Probability Distributions

Introduction Reading Time: 12 min

Table of Contents

Description

Probability distributions describe how probabilities are distributed over values of a random variable. They are fundamental in statistics and machine learning for modeling and prediction.
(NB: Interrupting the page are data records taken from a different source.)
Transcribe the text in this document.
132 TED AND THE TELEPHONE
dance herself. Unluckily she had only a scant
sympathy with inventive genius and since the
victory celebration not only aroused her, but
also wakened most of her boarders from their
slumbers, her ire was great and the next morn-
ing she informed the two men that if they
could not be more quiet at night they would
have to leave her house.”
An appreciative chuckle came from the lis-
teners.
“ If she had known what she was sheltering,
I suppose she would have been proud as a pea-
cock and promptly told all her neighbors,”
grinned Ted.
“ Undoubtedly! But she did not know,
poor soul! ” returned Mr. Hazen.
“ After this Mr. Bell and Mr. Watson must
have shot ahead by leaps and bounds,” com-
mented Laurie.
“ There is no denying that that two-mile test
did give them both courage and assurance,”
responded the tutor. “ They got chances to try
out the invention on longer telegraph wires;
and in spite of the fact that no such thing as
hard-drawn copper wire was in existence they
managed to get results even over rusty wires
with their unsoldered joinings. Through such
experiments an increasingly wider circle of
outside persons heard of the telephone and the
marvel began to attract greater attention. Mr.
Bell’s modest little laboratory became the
There are two main types:
Discrete distributions (e.g., Binomial, Poisson)
Continuous distributions (e.g., Normal, Exponential)

Prerequisites

  • Basics of probability and statistics
  • Familiarity with NumPy and SciPy
  • Concept of random variables

Examples

Here's a simple example of a data science task using Python:


#Normal Distribution (Continuous)
import numpy as np
import matplotlib.pyplot as plt
from scipy.stats import norm

# Generate data
x = np.linspace(-5, 5, 1000)
y = norm.pdf(x, loc=0, scale=1)  # mean = 0, std = 1

# Plot
plt.plot(x, y)
plt.title("Normal Distribution")
plt.xlabel("x")
plt.ylabel("Probability Density")
plt.grid(True)
plt.show()

#Binomial Distribution (Discrete)
from scipy.stats import binom

n = 10  # number of trials
p = 0.5  # probability of success
x = np.arange(0, n+1)
y = binom.pmf(x, n, p)

plt.bar(x, y)
plt.title("Binomial Distribution")
plt.xlabel("Number of Successes")
plt.ylabel("Probability")
plt.show()

#Poisson Distribution (Discrete)
from scipy.stats import poisson

mu = 3  # expected number of occurrences
x = np.arange(0, 10)
y = poisson.pmf(x, mu)

plt.bar(x, y)
plt.title("Poisson Distribution")
plt.xlabel("Events")
plt.ylabel("Probability")
plt.show()


          

Real-World Applications

Modeling asset returns (Normal distribution)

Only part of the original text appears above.